Quand on lit beaucoup, comme c’est mon cas, l’esprit trie automatiquement les lectures et ne garde en mémoire que les plus marquantes. Et aucun doute qu’Okavango me poursuivra encore longtemps de ses images.

Tout commence lorsque deux guides accompagnant un groupe de touristes américains trouvent le corps d’un jeune homme en bord de piste, dans la réserve de Wild Bunch. L’enquête est confiée aux rangers en charge de la lutte contre le braconnage. C’est le début d’un incroyable périple dans le temps et dans l’espace, au cœur de l’Afrique australe, le berceau de l’humanité.
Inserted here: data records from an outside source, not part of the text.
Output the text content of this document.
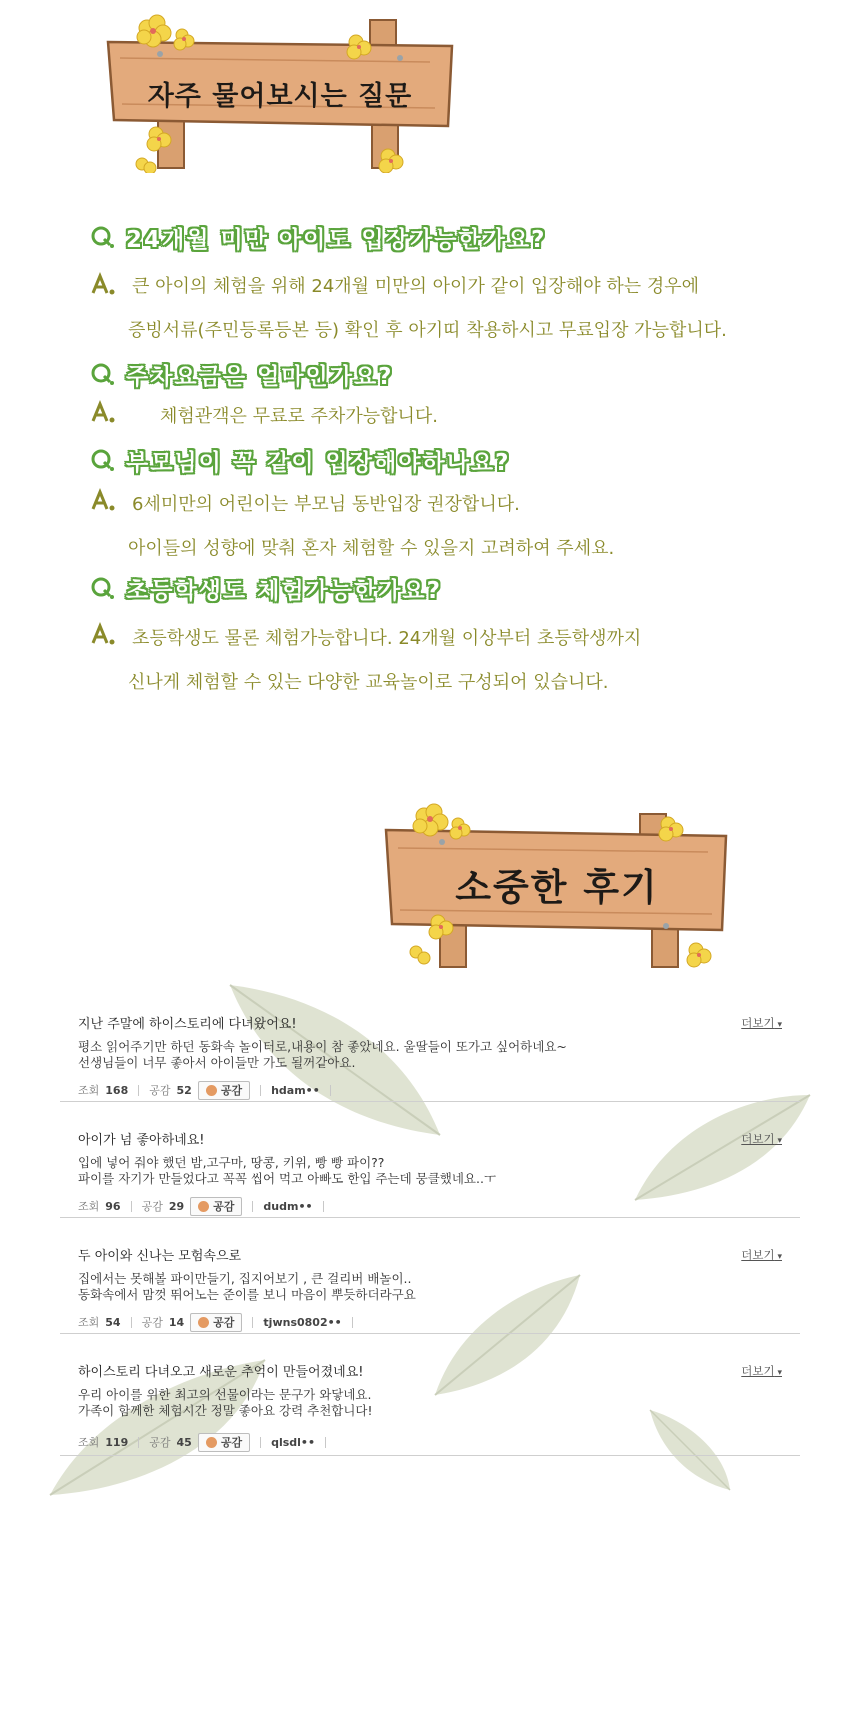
자주 물어보시는 질문
24개월 미만 아이도 입장가능한가요?
큰 아이의 체험을 위해 24개월 미만의 아이가 같이 입장해야 하는 경우에
증빙서류(주민등록등본 등) 확인 후 아기띠 착용하시고 무료입장 가능합니다.
주차요금은 얼마인가요?
체험관객은 무료로 주차가능합니다.
부모님이 꼭 같이 입장해야하나요?
6세미만의 어린이는 부모님 동반입장 권장합니다.
아이들의 성향에 맞춰 혼자 체험할 수 있을지 고려하여 주세요.
초등학생도 체험가능한가요?
초등학생도 물론 체험가능합니다. 24개월 이상부터 초등학생까지
신나게 체험할 수 있는 다양한 교육놀이로 구성되어 있습니다.
소중한 후기
지난 주말에 하이스토리에 다녀왔어요!	더보기 ▾
평소 읽어주기만 하던 동화속 놀이터로,내용이 참 좋았네요. 울딸들이 또가고 싶어하네요~
선생님들이 너무 좋아서 아이들만 가도 될꺼같아요.
조회 168 공감 52	공감	hdam••
아이가 넘 좋아하네요!	더보기 ▾
입에 넣어 줘야 했던 밤,고구마, 땅콩, 키위, 빵 빵 파이??
파이를 자기가 만들었다고 꼭꼭 씹어 먹고 아빠도 한입 주는데 뭉클했네요..ㅜ
조회 96 공감 29	공감	dudm••
두 아이와 신나는 모험속으로	더보기 ▾
집에서는 못해볼 파이만들기, 집지어보기 , 큰 걸리버 배놀이..
동화속에서 맘껏 뛰어노는 준이를 보니 마음이 뿌듯하더라구요
조회 54 공감 14	공감	tjwns0802••
하이스토리 다녀오고 새로운 추억이 만들어졌네요!	더보기 ▾
우리 아이를 위한 최고의 선물이라는 문구가 와닿네요.
가족이 함께한 체험시간 정말 좋아요 강력 추천합니다!
조회 119 공감 45	공감	qlsdl••
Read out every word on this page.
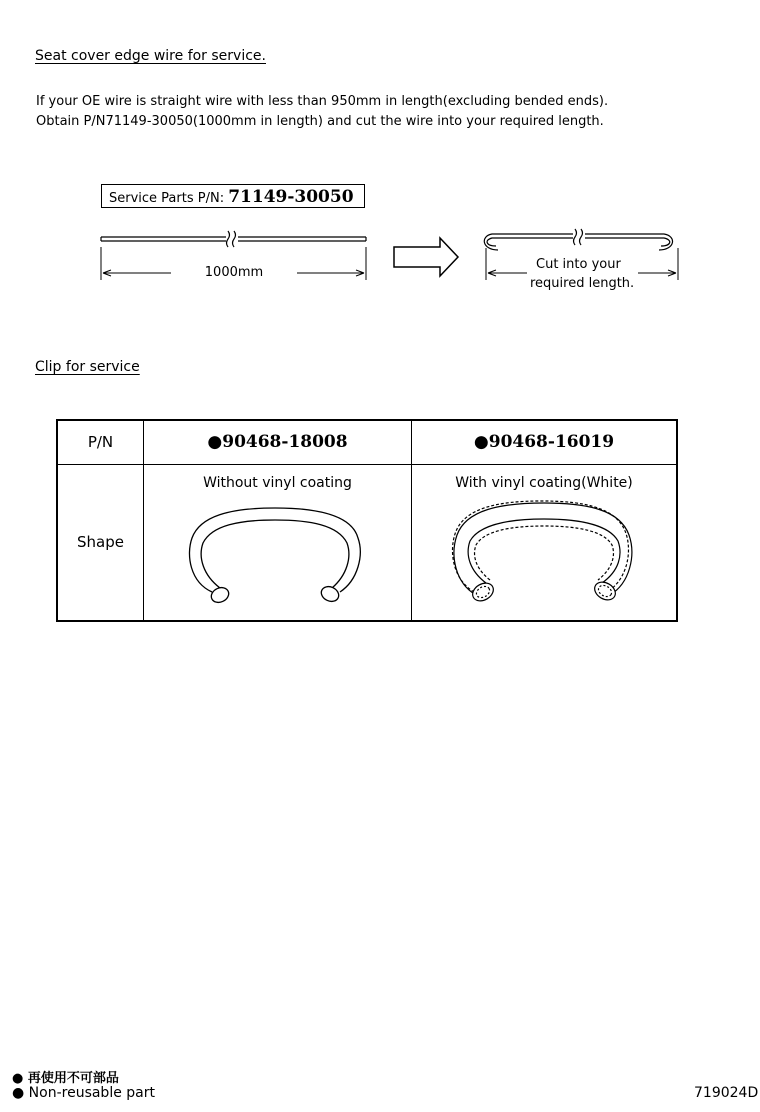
Seat cover edge wire for service.
If your OE wire is straight wire with less than 950mm in length(excluding bended ends).
Obtain P/N71149-30050(1000mm in length) and cut the wire into your required length.
Service Parts P/N: 71149-30050
1000mm
Cut into your
required length.
Clip for service
P/N	●90468-18008	●90468-16019
Shape	Without vinyl coating	With vinyl coating(White)
● 再使用不可部品
● Non-reusable part	719024D
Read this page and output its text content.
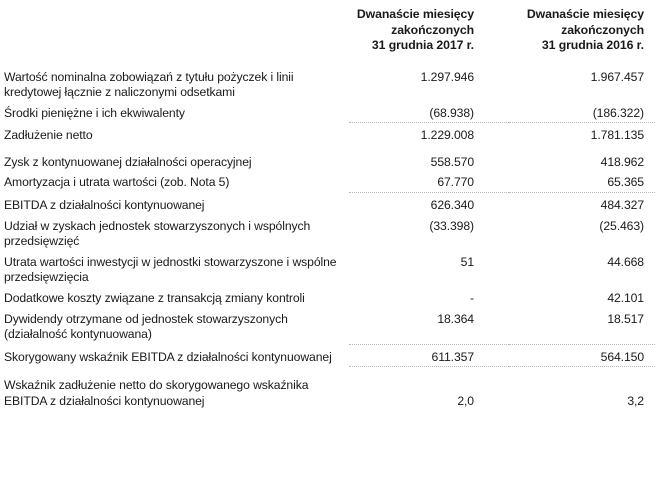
Dwanaście miesięcy
zakończonych
31 grudnia 2017 r.

Dwanaście miesięcy
zakończonych
31 grudnia 2016 r.

Wartość nominalna zobowiązań z tytułu pożyczek i linii kredytowej łącznie z naliczonymi odsetkami	1.297.946	1.967.457
Środki pieniężne i ich ekwiwalenty	(68.938)	(186.322)
Zadłużenie netto	1.229.008	1.781.135

Zysk z kontynuowanej działalności operacyjnej	558.570	418.962
Amortyzacja i utrata wartości (zob. Nota 5)	67.770	65.365
EBITDA z działalności kontynuowanej	626.340	484.327
Udział w zyskach jednostek stowarzyszonych i wspólnych przedsięwzięć	(33.398)	(25.463)
Utrata wartości inwestycji w jednostki stowarzyszone i wspólne przedsięwzięcia	51	44.668
Dodatkowe koszty związane z transakcją zmiany kontroli	-	42.101
Dywidendy otrzymane od jednostek stowarzyszonych (działalność kontynuowana)	18.364	18.517
Skorygowany wskaźnik EBITDA z działalności kontynuowanej	611.357	564.150
Wskaźnik zadłużenie netto do skorygowanego wskaźnika EBITDA z działalności kontynuowanej	2,0	3,2
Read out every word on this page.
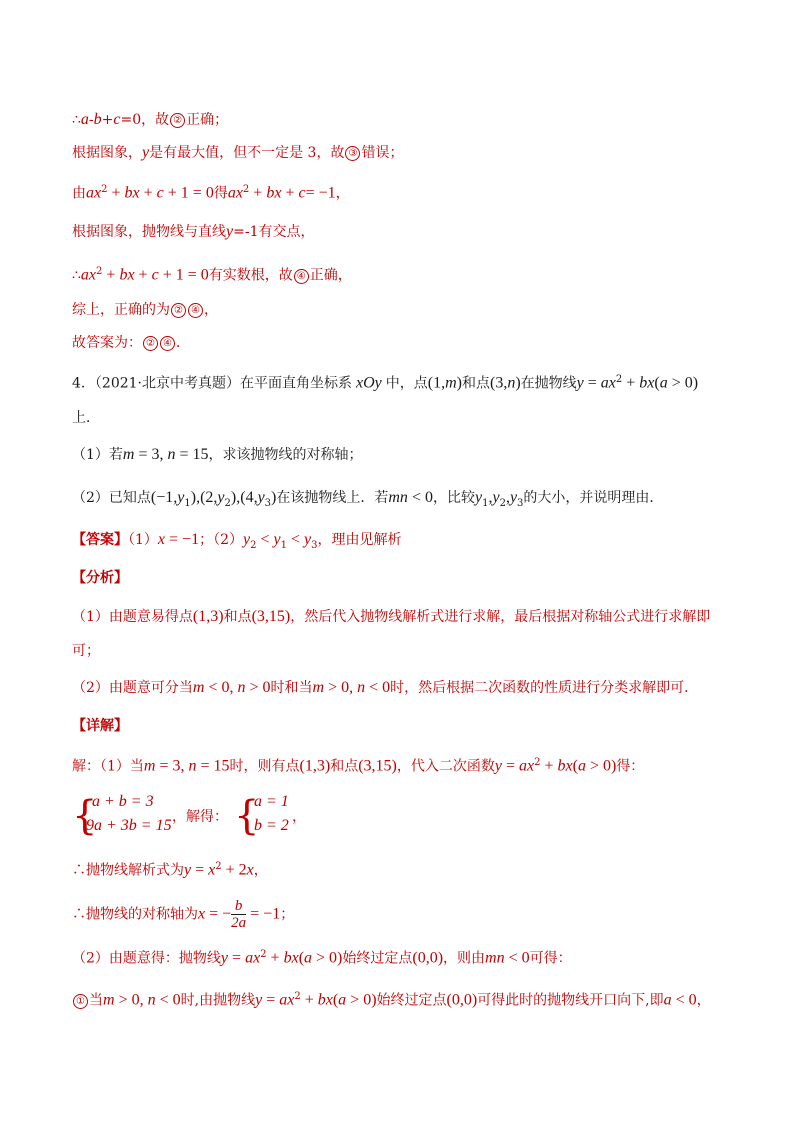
∴a-b+c=0，故 ② 正确；
根据图象，y是有最大值，但不一定是 3，故 ③ 错误；
由$ax^2$ + bx + c + 1 = 0得$ax^2$ + bx + c= −1，
根据图象，抛物线与直线y=-1有交点，
$\therefore ax^2$ + bx + c + 1 = 0有实数根，故 ④ 正确，
综上，正确的为 ② ④ ，
故答案为： ② ④ ．
4．（2021·北京中考真题）在平面直角坐标系 xOy 中，点(1,m)和点(3,n)在抛物线$y = ax^2 + bx(a > 0)$
上．
（1）若m = 3, n = 15，求该抛物线的对称轴；
（2）已知点$(-1,y_1),(2,y_2),(4,y_3)$在该抛物线上．若mn < 0，比较$y_1,y_2,y_3$的大小，并说明理由．
【答案】（1）x = −1；$(2)y_2 < y_1 < y_3$，理由见解析
【分析】
（1）由题意易得点(1,3)和点(3,15)，然后代入抛物线解析式进行求解，最后根据对称轴公式进行求解即
可；
（2）由题意可分当m < 0, n > 0时和当m > 0, n < 0时，然后根据二次函数的性质进行分类求解即可．
【详解】
解：（1）当m = 3, n = 15时，则有点(1,3)和点(3,15)，代入二次函数$y = ax^2 + bx(a > 0)$得：
{
a + b = 3
9a + 3b = 15 ，解得： {
a = 1
b = 2 ，
∴抛物线解析式为$y = x^2 + 2x$，
∴抛物线的对称轴为x = − $\frac{b}{2a} = -1$；
（2）由题意得：抛物线$y = ax^2 + bx(a > 0)$始终过定点(0,0)，则由mn < 0可得：
① 当m > 0, n < 0时,由抛物线$y = ax^2 + bx(a > 0)$始终过定点(0,0)可得此时的抛物线开口向下,即a < 0，
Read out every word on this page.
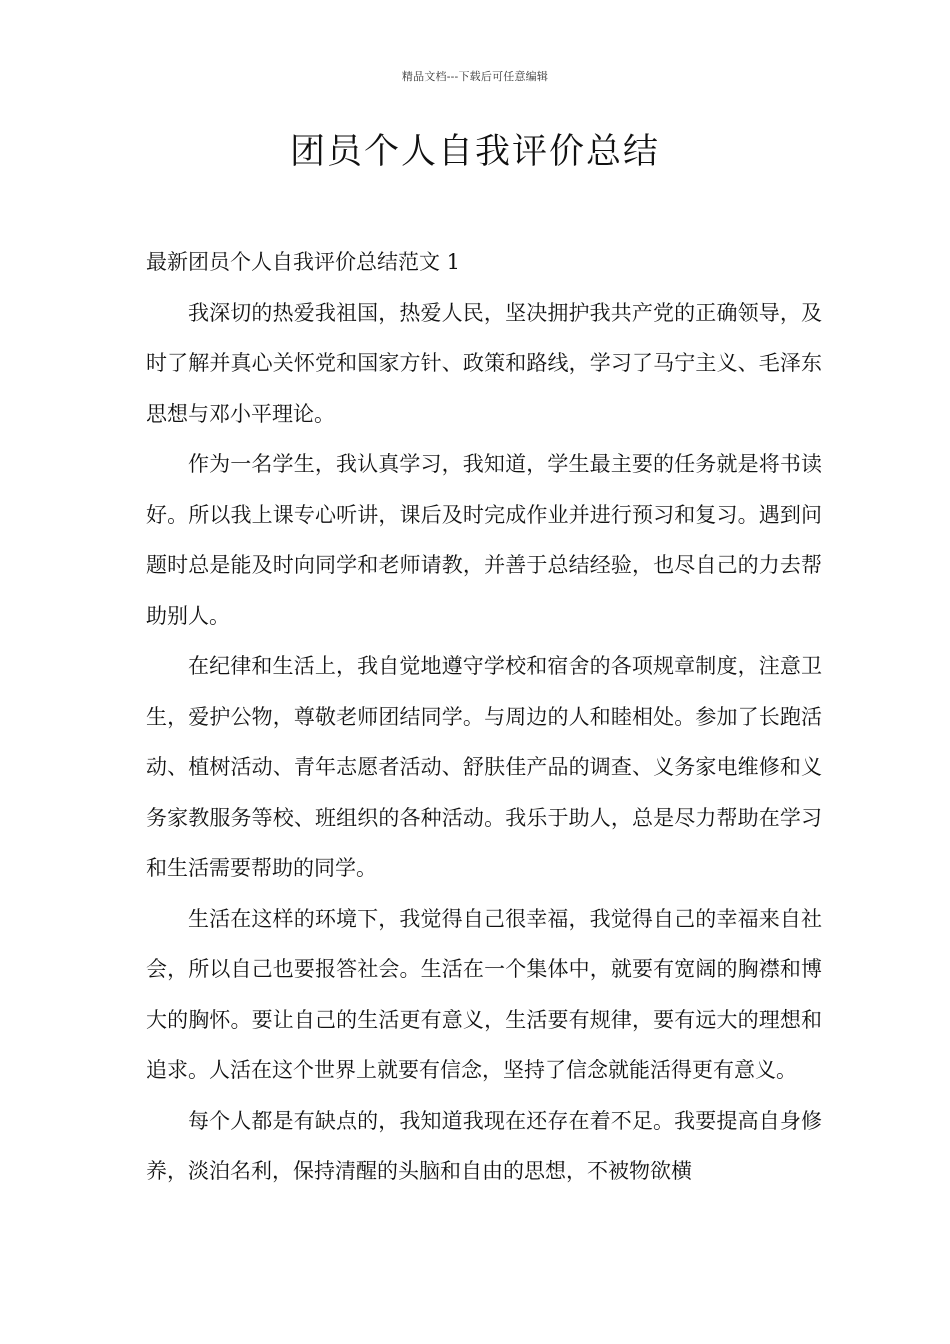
精品文档---下载后可任意编辑
团员个人自我评价总结

最新团员个人自我评价总结范文 1

我深切的热爱我祖国，热爱人民，坚决拥护我共产党的正确领导，及时了解并真心关怀党和国家方针、政策和路线，学习了马宁主义、毛泽东思想与邓小平理论。

作为一名学生，我认真学习，我知道，学生最主要的任务就是将书读好。所以我上课专心听讲，课后及时完成作业并进行预习和复习。遇到问题时总是能及时向同学和老师请教，并善于总结经验，也尽自己的力去帮助别人。

在纪律和生活上，我自觉地遵守学校和宿舍的各项规章制度，注意卫生，爱护公物，尊敬老师团结同学。与周边的人和睦相处。参加了长跑活动、植树活动、青年志愿者活动、舒肤佳产品的调查、义务家电维修和义务家教服务等校、班组织的各种活动。我乐于助人，总是尽力帮助在学习和生活需要帮助的同学。

生活在这样的环境下，我觉得自己很幸福，我觉得自己的幸福来自社会，所以自己也要报答社会。生活在一个集体中，就要有宽阔的胸襟和博大的胸怀。要让自己的生活更有意义，生活要有规律，要有远大的理想和追求。人活在这个世界上就要有信念，坚持了信念就能活得更有意义。

每个人都是有缺点的，我知道我现在还存在着不足。我要提高自身修养，淡泊名利，保持清醒的头脑和自由的思想，不被物欲横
Okavango est un voyage dans le temps parce que l’auteur y aborde la guerre en Angola (1975-2002), l’apartheid et la ségrégation imposée aux communautés locales mais aussi la saisie des terres agricoles, entrainant un appauvrissement des populations et leur « reconversion » dans le braconnage pour nourrir leur famille. Caryl Férey évoque aussi l’impact de cette guerre sur les animaux sauvages, pris au piège entre les lignes ennemies, les mines et les clôtures électrifiées, entrainant la mort de milliers d’animaux et le prélèvement sauvage de leurs défenses.

Entre l’Angola, la Namibie et le Botswana, nous suivons le fleuve Okavango et découvrons une incroyable diversité animale, que les Etats ont décidés de protéger en créant des réserves naturelles qui s’étendent sur plusieurs pays, avec des couloirs permettant aux animaux de circuler librement. Objectif : protéger les animaux du Big Fives (lion, éléphant, rhinocéros, léopard et buffle) et les autres, de la chasse illégale.

Mais la tâche des rangers est rude car la vente d’animaux vivants ou morts, et l’exportation d’écailles, de peaux, cornes ou testicules est une véritable industrie. Menée de main de maitre par des réseaux de trafiquants qui n’hésitent pas à jouer sur les croyances ancestrales bien ancrées, à créer de toutes pièces des fake news pour booster la demande d’animaux sauvages et à faire grimper les prix de vente. Les enjeux financiers sont colossaux et les braconniers de mieux en mieux équipés et toujours plus agressifs.

Okavango est un récit ahurissant, la parfaite illustration du comportement destructeur de l’homme, prêt à exploiter la nature sauvage et ses congénères pour de l’argent, sans aucune considération pour la vie.

Mais c’est aussi un très beau roman par la qualité de ses personnages, aux convictions fortes, qui aiment la nature sauvage par-dessus tout et sont prêts à se sacrifier pour la protéger. Les animaux de la réserve de Wild Bunch y sont présentés avec beaucoup d’humanité (on connaît leur nom, leur histoire, leurs habitudes, on ressent leur peur), ce qui nous les rend proches et attachants. Et qui rend ce roman encore plus révoltant.

Okavango est un roman dense, qui nous fait voir une réalité brute et dérangeante, comme un cri de détresse, un appel à l’action. Un roman magistral qui reste en tête bien longtemps après que la dernière page ait été tournée et que je ne peux que vous conseiller.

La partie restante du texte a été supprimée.